Zum Thema Medikamentenallergien bei Patienten mit Mukoviszidose werden zurzeit zwei Forschungsprojekte an der Charité in Berlin durchgeführt. Für beide Projekte werden noch Teilnehmer gesucht.

Foto: Vadim Guzhva

Projekt „Drug Hypersensitivity in Cystic Fibrosis - Development of Diagnostic and Management Strategies“

Das erste Projekt richtet sich an Mukoviszidose-Patienten ab 12 Jahren, die aufgrund einer Überempfindlichkeitsreaktion ein intravenöses Antibiotikum nicht mehr bekommen konnten.
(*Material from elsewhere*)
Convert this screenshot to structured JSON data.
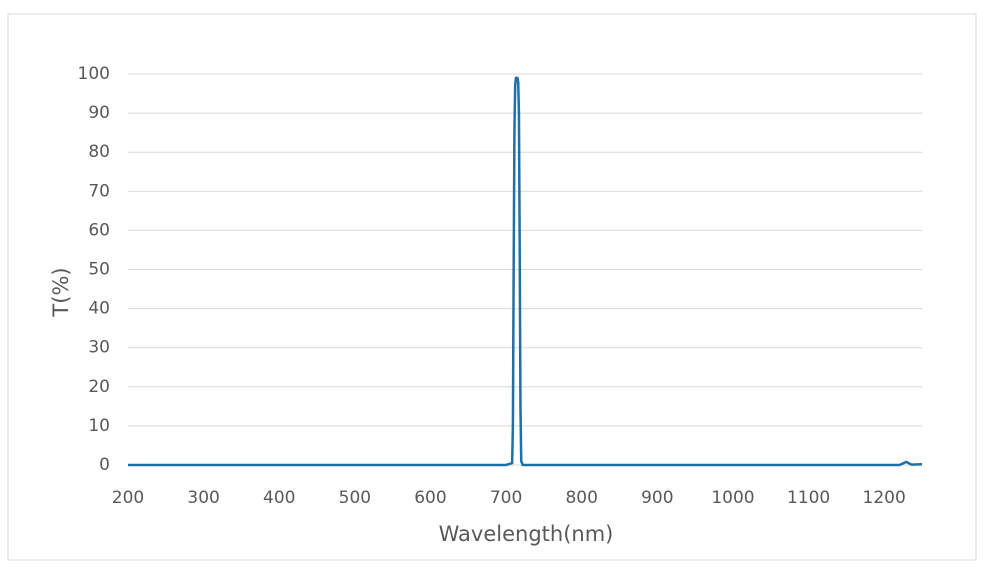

In der Studie werden Provokationstestungen als reguläre Antibiotikabehandlungen mit denen unter Verdacht stehenden Antibiotika unter stationären Bedingungen durchgeführt. Dabei wird untersucht, ob sich etwaige Reaktionen mit Biomarkern vorhersagen lassen. Bislang ist bei 25 Prozent der getesteten Patienten erneut eine Unverträglichkeitsreaktion aufgetreten. Für 75 Prozent der Teilnehmer bedeutet dies, dass das vorher gemiedene Antibiotikum wieder zur Verfügung steht. Der Mukoviszidose e.V. unterstütz das Projekt finanziell. 

Einschlusskriterien:

  • CF und mindestens 12 Jahre alt
  • Mindestens ein intravenöses Antibiotikum in Karenz aufgrund einer Überempfindlichkeitsreaktion
  • Indikation für eine IV Therapie (akut oder elektiv) 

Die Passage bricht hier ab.